Les programmes accordent une attention particulière à la diversité. La Grande École du Numérique, label gouvernemental qui soutient plusieurs de ces formations, impose des objectifs de mixité : au moins 30% de femmes et 30% de personnes peu ou pas qualifiées. Ces quotas contribuent à transformer progressivement le paysage du numérique français, historiquement masculin et diplômé.
L’impact territorial est également significatif. Ces formations s’implantent souvent dans des zones urbaines sensibles ou des territoires ruraux en difficulté économique. Elles créent ainsi des pôles de compétences locaux qui attirent ensuite des entreprises technologiques, participant à la revitalisation de ces zones.
- Accès aux métiers du numérique pour des publics éloignés de l’emploi
- Promotion de la diversité dans un secteur traditionnellement homogène
- Reconversion professionnelle facilitée pour les métiers en tension
- Développement économique de territoires défavorisés
- Réduction de la dette étudiante comparativement aux formations classiques
Ces formations représentent une véritable innovation sociale, alliant performance économique et inclusion.
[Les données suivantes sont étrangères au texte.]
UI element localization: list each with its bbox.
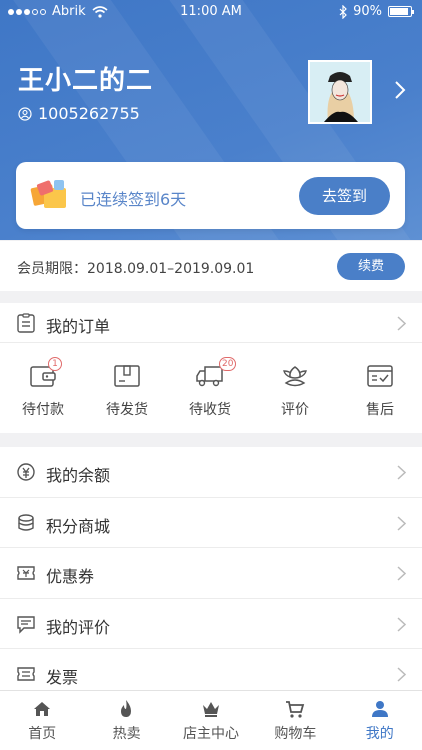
package-icon: [114, 365, 140, 387]
order-item-label: 评价: [281, 402, 309, 418]
user-id-row: 1005262755: [18, 104, 140, 123]
flower-icon: [283, 366, 307, 387]
chevron-right-icon: [397, 617, 406, 632]
order-list-icon: [17, 313, 35, 333]
order-item-review[interactable]: 评价: [255, 351, 335, 427]
points-icon: [18, 513, 34, 531]
crown-icon: [202, 702, 219, 717]
order-badge: 20: [219, 357, 237, 371]
menu-item-coupons[interactable]: 优惠券: [0, 548, 422, 599]
home-icon: [34, 702, 50, 716]
user-id: 1005262755: [38, 104, 140, 123]
chevron-right-icon: [397, 516, 406, 531]
order-status-list: 1 待付款 待发货 20 待收货 评价 售后: [0, 351, 422, 427]
orders-section: 我的订单 1 待付款 待发货 20 待收货 评价 售后: [0, 303, 422, 433]
chevron-right-icon: [397, 316, 406, 331]
tab-hot-sale[interactable]: 热卖: [84, 691, 168, 750]
tab-label: 购物车: [274, 726, 317, 742]
battery-icon: [388, 6, 414, 17]
order-item-pending-receipt[interactable]: 20 待收货: [170, 351, 250, 427]
order-item-label: 待付款: [22, 402, 64, 418]
chevron-right-icon: [397, 566, 406, 581]
tab-cart[interactable]: 购物车: [253, 691, 337, 750]
avatar-illustration: [310, 62, 370, 122]
order-item-pending-payment[interactable]: 1 待付款: [3, 351, 83, 427]
chevron-right-icon: [397, 667, 406, 682]
menu-label: 发票: [46, 668, 79, 688]
orders-title: 我的订单: [46, 317, 111, 336]
sign-in-button[interactable]: 去签到: [299, 177, 390, 215]
profile-chevron-icon[interactable]: [393, 80, 407, 100]
after-sales-icon: [367, 365, 393, 387]
sign-streak-text: 已连续签到6天: [80, 190, 187, 209]
menu-label: 我的评价: [46, 617, 111, 637]
review-icon: [17, 616, 35, 634]
chevron-right-icon: [397, 465, 406, 480]
tab-home[interactable]: 首页: [0, 691, 84, 750]
status-bar: Abrik 11:00 AM 90%: [0, 0, 422, 24]
order-item-pending-shipment[interactable]: 待发货: [87, 351, 167, 427]
tab-shop-owner-center[interactable]: 店主中心: [169, 691, 253, 750]
menu-label: 我的余额: [46, 466, 111, 485]
bluetooth-icon: [339, 4, 347, 19]
order-badge: 1: [48, 357, 62, 371]
status-right: 90%: [339, 4, 414, 19]
menu-item-my-reviews[interactable]: 我的评价: [0, 599, 422, 650]
bottom-tab-bar: 首页 热卖 店主中心 购物车 我的: [0, 690, 422, 750]
membership-row: 会员期限：2018.09.01–2019.09.01 续费: [0, 241, 422, 291]
cart-icon: [286, 701, 305, 718]
order-item-label: 售后: [366, 402, 394, 418]
membership-period: 会员期限：2018.09.01–2019.09.01: [17, 261, 255, 277]
tab-label: 店主中心: [182, 726, 239, 742]
menu-label: 积分商城: [46, 516, 111, 536]
tab-label: 首页: [28, 726, 57, 742]
tab-mine[interactable]: 我的: [338, 691, 422, 750]
user-id-icon: [18, 106, 32, 121]
renew-button[interactable]: 续费: [337, 253, 405, 280]
gift-icon: [30, 180, 66, 208]
menu-label: 优惠券: [46, 567, 95, 587]
tab-label: 我的: [365, 726, 394, 742]
orders-header[interactable]: 我的订单: [0, 303, 422, 343]
user-icon: [371, 701, 388, 717]
avatar[interactable]: [308, 60, 372, 124]
order-item-label: 待发货: [106, 402, 148, 418]
coupon-icon: [17, 566, 35, 580]
flame-icon: [121, 700, 132, 717]
order-item-label: 待收货: [189, 402, 231, 418]
battery-percent: 90%: [353, 4, 382, 19]
account-menu: 我的余额 积分商城 优惠券 我的评价 发票: [0, 447, 422, 700]
sign-in-card: 已连续签到6天 去签到: [16, 162, 405, 229]
balance-icon: [17, 463, 35, 481]
menu-item-balance[interactable]: 我的余额: [0, 447, 422, 498]
menu-item-points-mall[interactable]: 积分商城: [0, 498, 422, 549]
tab-label: 热卖: [112, 726, 141, 742]
order-item-after-sales[interactable]: 售后: [340, 351, 420, 427]
user-name: 王小二的二: [18, 66, 154, 96]
invoice-icon: [17, 667, 35, 682]
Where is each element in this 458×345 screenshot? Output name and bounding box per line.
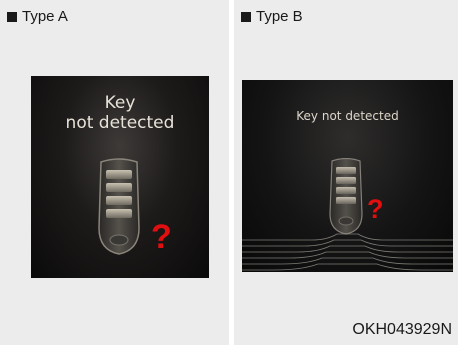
question-mark-icon: ? <box>151 218 172 256</box>
question-mark-icon: ? <box>367 194 384 224</box>
figure-code: OKH043929N <box>352 321 452 338</box>
floor-lines-decoration <box>242 233 453 271</box>
type-b-label: Type B <box>256 8 303 25</box>
smart-key-fob-icon <box>98 158 140 255</box>
key-not-detected-message: Key not detected <box>31 93 209 133</box>
message-line-1: Key <box>104 93 136 113</box>
display-screen-type-a: Key not detected ? <box>31 76 209 278</box>
square-bullet-icon <box>241 11 251 22</box>
display-screen-type-b: Key not detected ? <box>242 80 453 272</box>
type-a-label: Type A <box>22 8 68 25</box>
smart-key-fob-icon <box>329 158 363 235</box>
message-line-2: not detected <box>65 113 175 133</box>
panel-type-b: Type B Key not detected ? OKH043929N <box>234 0 458 345</box>
panel-label-type-a: Type A <box>7 8 68 25</box>
panel-type-a: Type A Key not detected ? <box>0 0 229 345</box>
panel-label-type-b: Type B <box>241 8 303 25</box>
square-bullet-icon <box>7 11 17 22</box>
key-not-detected-message: Key not detected <box>296 109 399 123</box>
Leur succès croissant interroge le modèle traditionnel de l’enseignement supérieur et pourrait inspirer d’autres secteurs confrontés à des pénuries de talents qualifiés.
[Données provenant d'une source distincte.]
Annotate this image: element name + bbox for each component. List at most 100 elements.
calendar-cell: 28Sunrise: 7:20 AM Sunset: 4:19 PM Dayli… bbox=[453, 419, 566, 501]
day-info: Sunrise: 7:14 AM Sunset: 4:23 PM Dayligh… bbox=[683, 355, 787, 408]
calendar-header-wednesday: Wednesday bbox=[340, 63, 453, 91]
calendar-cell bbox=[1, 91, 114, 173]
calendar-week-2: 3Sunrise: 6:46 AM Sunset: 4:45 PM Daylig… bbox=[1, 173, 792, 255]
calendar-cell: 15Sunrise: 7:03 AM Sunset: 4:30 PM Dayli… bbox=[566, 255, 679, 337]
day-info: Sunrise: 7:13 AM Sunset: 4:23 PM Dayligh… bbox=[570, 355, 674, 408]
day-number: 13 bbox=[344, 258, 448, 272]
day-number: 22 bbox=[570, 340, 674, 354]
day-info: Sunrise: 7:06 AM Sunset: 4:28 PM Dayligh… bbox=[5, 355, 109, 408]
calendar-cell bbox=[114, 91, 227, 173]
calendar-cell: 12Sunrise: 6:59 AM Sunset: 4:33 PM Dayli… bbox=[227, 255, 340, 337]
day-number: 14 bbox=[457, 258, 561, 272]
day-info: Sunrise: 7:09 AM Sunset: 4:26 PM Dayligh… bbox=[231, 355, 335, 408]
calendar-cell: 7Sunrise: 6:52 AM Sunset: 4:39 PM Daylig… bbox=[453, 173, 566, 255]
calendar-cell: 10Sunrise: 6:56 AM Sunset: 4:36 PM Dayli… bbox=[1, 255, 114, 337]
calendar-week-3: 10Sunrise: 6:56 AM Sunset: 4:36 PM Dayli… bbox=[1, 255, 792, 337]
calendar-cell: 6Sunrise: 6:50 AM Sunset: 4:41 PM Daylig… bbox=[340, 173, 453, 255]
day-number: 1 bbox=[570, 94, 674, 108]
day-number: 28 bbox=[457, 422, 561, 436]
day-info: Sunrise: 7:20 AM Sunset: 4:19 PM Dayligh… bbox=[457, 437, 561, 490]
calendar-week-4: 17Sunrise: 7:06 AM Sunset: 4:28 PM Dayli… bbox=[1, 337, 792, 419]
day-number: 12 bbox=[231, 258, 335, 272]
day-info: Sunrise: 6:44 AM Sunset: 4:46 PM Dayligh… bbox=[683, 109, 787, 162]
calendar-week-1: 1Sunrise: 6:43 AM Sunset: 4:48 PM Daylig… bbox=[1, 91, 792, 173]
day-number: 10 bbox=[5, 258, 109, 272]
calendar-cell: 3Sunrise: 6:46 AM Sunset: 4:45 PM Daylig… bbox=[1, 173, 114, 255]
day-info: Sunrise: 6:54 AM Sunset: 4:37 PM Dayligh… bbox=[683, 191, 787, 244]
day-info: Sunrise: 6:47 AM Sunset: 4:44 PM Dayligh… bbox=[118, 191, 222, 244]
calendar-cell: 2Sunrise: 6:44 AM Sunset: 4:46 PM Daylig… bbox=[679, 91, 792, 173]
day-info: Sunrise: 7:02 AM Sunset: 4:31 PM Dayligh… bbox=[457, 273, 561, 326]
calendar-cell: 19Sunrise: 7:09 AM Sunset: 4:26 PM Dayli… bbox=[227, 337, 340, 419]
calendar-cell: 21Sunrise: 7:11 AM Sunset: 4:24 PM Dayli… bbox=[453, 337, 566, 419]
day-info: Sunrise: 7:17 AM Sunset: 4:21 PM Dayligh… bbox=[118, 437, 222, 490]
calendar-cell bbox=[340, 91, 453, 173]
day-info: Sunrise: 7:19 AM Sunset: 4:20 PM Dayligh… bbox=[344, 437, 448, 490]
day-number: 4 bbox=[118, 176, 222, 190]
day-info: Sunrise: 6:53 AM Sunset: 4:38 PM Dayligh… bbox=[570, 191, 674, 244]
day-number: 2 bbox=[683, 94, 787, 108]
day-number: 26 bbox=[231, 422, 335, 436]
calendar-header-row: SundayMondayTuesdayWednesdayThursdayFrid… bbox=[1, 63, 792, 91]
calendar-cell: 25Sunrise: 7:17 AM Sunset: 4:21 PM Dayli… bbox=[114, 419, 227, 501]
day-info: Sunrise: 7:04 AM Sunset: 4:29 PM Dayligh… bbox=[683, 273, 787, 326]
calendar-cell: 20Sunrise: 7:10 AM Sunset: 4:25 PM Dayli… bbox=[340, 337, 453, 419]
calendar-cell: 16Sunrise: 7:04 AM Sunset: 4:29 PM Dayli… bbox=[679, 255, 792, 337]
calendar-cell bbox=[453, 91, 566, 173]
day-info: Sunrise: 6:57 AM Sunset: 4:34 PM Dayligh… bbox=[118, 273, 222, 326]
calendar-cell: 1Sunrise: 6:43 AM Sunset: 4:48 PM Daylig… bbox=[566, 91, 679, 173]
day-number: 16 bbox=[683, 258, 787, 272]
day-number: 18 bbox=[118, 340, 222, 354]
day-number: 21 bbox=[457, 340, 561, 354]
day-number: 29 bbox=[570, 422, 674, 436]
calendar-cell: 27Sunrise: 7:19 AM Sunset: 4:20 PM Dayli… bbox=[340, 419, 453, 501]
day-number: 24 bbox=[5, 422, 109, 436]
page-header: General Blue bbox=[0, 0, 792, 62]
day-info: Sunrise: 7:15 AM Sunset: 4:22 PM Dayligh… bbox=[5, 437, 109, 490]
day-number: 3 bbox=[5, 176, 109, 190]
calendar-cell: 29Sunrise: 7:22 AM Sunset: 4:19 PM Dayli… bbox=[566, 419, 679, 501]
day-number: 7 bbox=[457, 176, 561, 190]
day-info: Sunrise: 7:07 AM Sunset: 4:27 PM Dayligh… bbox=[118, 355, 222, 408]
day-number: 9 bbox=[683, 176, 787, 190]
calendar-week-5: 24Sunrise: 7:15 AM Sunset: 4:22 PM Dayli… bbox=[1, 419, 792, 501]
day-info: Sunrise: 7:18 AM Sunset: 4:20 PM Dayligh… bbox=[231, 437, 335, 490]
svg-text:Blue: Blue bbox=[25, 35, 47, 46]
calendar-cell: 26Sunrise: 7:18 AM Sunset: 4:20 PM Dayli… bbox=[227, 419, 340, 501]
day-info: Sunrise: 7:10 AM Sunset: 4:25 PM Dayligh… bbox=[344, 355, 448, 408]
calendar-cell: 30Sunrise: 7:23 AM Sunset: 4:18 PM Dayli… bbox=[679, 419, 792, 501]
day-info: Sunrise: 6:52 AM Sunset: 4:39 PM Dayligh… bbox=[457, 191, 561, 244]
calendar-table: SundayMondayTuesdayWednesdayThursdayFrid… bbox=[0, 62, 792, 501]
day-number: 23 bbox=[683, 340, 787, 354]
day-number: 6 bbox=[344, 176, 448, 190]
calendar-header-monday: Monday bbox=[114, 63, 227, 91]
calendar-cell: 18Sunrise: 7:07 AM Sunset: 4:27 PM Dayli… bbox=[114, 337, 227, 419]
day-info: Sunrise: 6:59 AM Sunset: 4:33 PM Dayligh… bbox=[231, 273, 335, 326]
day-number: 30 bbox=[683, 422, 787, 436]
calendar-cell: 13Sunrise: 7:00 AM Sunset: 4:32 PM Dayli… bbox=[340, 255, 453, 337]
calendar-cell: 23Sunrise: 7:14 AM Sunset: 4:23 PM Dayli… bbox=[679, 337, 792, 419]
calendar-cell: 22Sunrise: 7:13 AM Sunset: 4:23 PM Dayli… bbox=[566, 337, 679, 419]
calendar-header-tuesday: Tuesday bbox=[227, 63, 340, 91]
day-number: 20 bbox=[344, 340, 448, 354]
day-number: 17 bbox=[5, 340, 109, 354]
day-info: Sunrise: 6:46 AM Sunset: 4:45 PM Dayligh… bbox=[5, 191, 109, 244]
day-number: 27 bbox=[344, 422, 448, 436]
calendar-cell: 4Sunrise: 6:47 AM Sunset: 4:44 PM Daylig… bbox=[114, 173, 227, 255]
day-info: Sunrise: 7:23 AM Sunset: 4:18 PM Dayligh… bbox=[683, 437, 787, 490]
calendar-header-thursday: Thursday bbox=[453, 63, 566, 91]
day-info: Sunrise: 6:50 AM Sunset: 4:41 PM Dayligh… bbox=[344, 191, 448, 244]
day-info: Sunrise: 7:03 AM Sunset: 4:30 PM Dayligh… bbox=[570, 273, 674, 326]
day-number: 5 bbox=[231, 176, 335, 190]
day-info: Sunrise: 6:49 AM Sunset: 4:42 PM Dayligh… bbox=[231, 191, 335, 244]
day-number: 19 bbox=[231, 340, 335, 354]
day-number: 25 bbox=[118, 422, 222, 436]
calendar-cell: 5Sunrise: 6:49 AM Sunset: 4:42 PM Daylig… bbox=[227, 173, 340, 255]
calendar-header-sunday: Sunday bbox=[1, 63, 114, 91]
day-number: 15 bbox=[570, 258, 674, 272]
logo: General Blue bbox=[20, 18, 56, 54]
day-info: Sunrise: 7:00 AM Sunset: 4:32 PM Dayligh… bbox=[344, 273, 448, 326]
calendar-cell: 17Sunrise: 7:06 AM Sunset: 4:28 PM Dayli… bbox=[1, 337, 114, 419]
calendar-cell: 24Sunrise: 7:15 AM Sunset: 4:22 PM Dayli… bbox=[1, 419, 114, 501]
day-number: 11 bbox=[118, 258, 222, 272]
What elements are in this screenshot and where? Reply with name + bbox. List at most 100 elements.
Dans un contexte où la question du financement des études supérieures devient de plus en plus préoccupante, ces écoles qui paient leurs étudiants tracent une voie alternative prometteuse. Elles démontrent qu’il est possible de concilier excellence académique, insertion professionnelle et responsabilité sociale. Ce modèle, encore minoritaire, pourrait bien annoncer une transformation profonde du paysage éducatif français dans les années à venir, repositionnant la formation comme un investissement partagé entre apprenants, entreprises et pouvoirs publics.